Fe-ezine. Peygamber Efendimiz de ona izin verdi.

Haydi git bakalım diye izin verdi Peygamber Efendimiz.

Tabi bu ne zaman oluyor?

Mekke fethedildikten sonra oluyor.

Umre ne demek?

Mekke-i Mükerreme’yi ibadet maksadıyla ziyaret etmek demek. Eğer bu ziyaret zilhiccenin dokuzuna onuna rastlar da dokuzunda Arafat’ta bulunur da farz tavafı yaparsa, bu ziyaretin adına hac derler veya el-haccü’l-ekber derler. Eğer bunun dışındaki bir zamanda bu ziyaret yapılmışsa, o zaman Arafat’ta vakfe yapmaya lüzum yoktur. Kâbe-i Müşerrefe tavaf edilir, Safa ile Merve arasında sa’y yapılır, tıraş olunur. Böyle bir ziyaret ibadetine umre deniliyor. Bu umreyi yapan kimseye ‘âmir denir ayn ile veyahut mu’temir denilir. İ’temera ya’temiru, umre yapmak demek.

Umre için izin istemiş Hz. Ömer Efendimiz. Demek ki Mekke’nin fethinden sonra, bir sene hac mevsiminin dışında, Mekke’ye gidip bir umre yapmak istemiş, o mübarek yerleri tavaf etmek, Kâbe’de namaz kılmak, canı çekmiş demek ki.

Fe-ezine. Peygamber Efendimiz ona müsaade verdi de.

Sonra diyor ki;

Ve kâle. Buyurdu ki Peygamber Eendimiz bir de.

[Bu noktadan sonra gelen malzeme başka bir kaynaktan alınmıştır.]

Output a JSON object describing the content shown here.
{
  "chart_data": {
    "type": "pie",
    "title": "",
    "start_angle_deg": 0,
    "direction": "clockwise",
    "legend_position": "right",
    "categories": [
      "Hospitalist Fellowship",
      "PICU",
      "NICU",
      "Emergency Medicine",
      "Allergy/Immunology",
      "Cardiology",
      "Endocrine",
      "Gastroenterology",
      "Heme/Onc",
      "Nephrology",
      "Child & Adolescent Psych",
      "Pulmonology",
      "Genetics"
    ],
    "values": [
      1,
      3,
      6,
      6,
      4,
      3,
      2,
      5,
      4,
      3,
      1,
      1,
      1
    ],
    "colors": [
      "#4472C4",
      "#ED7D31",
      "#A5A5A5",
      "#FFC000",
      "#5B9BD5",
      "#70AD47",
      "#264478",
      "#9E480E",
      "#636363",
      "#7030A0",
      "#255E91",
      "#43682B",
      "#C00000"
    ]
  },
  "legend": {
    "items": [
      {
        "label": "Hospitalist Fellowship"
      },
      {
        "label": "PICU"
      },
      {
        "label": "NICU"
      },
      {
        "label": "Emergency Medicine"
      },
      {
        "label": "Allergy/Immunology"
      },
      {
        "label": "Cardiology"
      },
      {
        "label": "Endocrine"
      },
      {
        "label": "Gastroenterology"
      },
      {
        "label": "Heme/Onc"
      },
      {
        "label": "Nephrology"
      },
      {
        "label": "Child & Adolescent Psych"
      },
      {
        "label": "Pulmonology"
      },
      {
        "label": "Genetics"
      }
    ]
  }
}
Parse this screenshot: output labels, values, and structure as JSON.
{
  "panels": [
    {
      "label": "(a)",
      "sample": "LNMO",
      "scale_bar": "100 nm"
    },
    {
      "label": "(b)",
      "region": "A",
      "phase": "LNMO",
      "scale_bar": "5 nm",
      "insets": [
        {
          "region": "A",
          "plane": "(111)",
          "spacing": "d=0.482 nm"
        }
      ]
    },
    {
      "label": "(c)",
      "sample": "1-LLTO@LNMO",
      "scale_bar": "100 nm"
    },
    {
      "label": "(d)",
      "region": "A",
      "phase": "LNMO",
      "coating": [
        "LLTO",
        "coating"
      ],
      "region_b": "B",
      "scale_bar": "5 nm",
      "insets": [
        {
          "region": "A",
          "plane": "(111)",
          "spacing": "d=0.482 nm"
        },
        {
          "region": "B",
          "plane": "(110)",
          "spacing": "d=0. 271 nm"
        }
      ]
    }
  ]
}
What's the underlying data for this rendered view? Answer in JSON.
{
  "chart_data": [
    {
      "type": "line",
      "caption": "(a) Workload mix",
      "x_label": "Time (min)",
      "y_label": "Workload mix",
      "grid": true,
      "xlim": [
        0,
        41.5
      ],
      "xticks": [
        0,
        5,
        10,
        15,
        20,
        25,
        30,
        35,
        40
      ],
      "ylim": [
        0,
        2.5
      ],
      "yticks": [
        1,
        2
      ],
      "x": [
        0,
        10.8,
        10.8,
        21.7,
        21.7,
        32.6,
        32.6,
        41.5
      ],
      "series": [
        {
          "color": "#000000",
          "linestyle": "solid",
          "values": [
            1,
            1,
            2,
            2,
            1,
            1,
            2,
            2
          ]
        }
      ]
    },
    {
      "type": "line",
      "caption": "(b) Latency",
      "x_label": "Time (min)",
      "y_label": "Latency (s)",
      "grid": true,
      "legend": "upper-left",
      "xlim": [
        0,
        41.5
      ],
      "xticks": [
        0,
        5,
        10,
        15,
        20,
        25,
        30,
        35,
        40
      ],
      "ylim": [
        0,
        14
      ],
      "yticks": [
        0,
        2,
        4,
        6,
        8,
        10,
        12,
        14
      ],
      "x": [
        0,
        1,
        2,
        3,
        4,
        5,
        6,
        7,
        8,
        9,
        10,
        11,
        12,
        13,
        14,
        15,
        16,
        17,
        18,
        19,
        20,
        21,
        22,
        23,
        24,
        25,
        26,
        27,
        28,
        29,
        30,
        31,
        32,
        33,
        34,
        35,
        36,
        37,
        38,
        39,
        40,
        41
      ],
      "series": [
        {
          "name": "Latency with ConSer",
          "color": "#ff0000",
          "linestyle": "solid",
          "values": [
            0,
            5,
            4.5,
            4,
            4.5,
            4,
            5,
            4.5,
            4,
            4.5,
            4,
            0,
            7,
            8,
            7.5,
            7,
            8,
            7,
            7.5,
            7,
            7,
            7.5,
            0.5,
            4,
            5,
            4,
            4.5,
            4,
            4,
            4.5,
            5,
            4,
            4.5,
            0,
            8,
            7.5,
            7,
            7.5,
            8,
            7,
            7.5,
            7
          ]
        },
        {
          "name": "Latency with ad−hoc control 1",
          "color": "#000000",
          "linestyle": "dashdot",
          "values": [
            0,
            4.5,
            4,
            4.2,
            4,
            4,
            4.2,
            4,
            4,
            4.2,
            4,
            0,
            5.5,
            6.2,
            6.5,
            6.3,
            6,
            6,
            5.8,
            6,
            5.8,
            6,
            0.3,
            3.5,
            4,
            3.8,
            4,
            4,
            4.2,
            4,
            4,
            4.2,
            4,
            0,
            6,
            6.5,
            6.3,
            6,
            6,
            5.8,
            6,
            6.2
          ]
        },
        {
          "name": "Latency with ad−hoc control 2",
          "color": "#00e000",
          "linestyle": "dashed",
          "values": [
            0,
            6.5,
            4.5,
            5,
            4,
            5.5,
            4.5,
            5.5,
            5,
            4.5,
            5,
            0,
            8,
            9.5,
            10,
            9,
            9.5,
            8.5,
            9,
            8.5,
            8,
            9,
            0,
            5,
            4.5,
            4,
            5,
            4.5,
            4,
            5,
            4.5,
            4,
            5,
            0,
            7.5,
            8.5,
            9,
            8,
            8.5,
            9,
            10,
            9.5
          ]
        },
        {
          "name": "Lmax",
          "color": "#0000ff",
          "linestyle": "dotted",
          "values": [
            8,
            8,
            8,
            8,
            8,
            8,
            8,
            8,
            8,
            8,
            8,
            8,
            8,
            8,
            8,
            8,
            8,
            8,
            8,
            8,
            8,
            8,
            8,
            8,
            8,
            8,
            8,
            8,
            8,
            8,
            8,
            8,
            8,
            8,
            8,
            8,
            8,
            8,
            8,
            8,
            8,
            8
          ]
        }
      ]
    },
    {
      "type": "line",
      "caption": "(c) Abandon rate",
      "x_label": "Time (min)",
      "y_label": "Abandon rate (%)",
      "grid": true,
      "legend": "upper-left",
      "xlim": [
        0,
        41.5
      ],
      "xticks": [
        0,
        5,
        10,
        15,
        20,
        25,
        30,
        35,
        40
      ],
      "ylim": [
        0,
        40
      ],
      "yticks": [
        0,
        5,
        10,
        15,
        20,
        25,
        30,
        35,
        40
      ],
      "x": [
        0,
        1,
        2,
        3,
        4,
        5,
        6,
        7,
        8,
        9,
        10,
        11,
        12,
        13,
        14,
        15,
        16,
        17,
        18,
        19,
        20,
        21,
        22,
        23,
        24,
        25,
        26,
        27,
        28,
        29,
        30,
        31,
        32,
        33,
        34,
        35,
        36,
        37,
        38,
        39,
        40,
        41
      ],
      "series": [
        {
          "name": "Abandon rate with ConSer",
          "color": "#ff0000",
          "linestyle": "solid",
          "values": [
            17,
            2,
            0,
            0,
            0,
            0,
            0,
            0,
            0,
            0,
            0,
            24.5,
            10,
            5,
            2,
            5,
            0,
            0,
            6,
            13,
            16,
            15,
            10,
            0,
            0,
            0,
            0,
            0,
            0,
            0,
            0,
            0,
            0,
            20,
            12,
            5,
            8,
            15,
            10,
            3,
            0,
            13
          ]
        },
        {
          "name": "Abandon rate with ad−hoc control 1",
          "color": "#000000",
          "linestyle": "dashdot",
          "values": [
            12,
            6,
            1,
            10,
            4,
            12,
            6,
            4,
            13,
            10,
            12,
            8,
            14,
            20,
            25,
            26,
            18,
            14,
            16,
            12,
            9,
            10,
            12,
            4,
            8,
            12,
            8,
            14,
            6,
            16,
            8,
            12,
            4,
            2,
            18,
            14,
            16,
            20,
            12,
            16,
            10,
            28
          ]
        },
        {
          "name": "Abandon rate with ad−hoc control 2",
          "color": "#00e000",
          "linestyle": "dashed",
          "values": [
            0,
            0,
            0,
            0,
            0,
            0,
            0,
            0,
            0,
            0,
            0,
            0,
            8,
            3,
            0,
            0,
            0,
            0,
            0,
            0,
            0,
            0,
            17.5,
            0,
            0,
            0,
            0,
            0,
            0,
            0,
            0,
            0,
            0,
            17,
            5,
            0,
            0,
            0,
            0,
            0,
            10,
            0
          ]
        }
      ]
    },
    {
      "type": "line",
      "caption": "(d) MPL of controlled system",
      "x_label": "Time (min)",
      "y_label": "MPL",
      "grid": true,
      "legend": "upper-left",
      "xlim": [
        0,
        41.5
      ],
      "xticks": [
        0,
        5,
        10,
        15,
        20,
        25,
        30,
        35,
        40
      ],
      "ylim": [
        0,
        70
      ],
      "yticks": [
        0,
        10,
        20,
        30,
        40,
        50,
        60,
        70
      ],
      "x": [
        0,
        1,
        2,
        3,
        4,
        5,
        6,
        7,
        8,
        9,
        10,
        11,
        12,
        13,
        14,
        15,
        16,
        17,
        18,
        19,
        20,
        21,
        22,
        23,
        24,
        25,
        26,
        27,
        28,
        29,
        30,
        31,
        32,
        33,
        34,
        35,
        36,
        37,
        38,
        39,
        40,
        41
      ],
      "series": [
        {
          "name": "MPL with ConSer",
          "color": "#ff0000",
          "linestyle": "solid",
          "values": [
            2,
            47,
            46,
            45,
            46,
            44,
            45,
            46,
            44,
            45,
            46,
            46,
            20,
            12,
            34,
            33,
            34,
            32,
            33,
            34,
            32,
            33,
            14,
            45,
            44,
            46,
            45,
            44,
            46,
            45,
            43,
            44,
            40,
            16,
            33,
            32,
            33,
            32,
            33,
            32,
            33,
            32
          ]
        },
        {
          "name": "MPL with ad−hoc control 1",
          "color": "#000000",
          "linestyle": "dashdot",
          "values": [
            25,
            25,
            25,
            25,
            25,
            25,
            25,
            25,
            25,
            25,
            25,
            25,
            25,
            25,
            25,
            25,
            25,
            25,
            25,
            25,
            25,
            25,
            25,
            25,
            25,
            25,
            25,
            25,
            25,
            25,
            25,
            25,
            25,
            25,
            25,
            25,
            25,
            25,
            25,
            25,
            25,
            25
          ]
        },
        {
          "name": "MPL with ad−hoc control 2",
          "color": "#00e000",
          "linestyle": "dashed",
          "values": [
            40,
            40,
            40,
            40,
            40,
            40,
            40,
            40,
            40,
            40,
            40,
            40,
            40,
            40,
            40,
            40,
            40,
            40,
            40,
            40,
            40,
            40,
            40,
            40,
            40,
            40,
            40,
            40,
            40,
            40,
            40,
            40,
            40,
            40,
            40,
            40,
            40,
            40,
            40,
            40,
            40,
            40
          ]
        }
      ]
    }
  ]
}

Çok dikkatli dinleyin ha! Karışmam ha!

Lâ tensenâ yâ uhayye min du’âike.

Lâ tensenâ. Bizi unutma. Yâ uhayye. Ey kardeşciğim.

Demiştim ya size Arapça’da -cik, iki sebepten, kardeşciğim diyor ya, iki sebepten söylenir. Ya küçük olduğu için söylenir ya çok sevildiği için söylenir. Ama Hz. Ömer küçük değil. Hz. Ömer maşallah baba yiğit, boylu poslu, iri yarı, güçlü kuvvetli, kahraman cesur. Hz. Ömer.

Şimdi uhayye dediği, o zaman kardeşciğim dediği küçük Ömer demek istemiyor, sevgili kardeşim demek istiyor. Ey benim kardeşciğim. Lâ tensenâ yâ uhayye min du’âike. Duandan bizi de unutma.

Hz. Peygamber Efendimiz Hz. Ömer Efendimizden, umreye gidiyorsun madem, bize de dua et diyor, duanda bizi de unutma diyor.

Allahu ekber! Ve lillahi’l-hamd.

Bizi de duandan kardeşciğim unutma buyurdu.

Hz. Ömer diyor ki; Fe-kâle kelimetün. Öyle bir söz ki bu söylediği. Mâ yesirrunî. Beni sevindirmezdi. İnne lî bi-he’d-dünyâ. Bu sözlerin yerine dünyaları verseler bu kadar sevinmezdim.

Ne demiş?

Kardeşciğim demiş, Peygamber Efendimiz Hz. Ömer’e. Bu dünyaları vermekten daha kıymetli benim için diyor. Dünyaları verselerdi bu kadar sevinmezdim diyor.

Gerçekten öyle.

Ve fî rivâyetin kâle. Başka bir rivayette de şöyle geçiyor. Eşriknâ yâ uhayye fi du’âike. Ey kardeşciğim duanda bizi de ortak eyle.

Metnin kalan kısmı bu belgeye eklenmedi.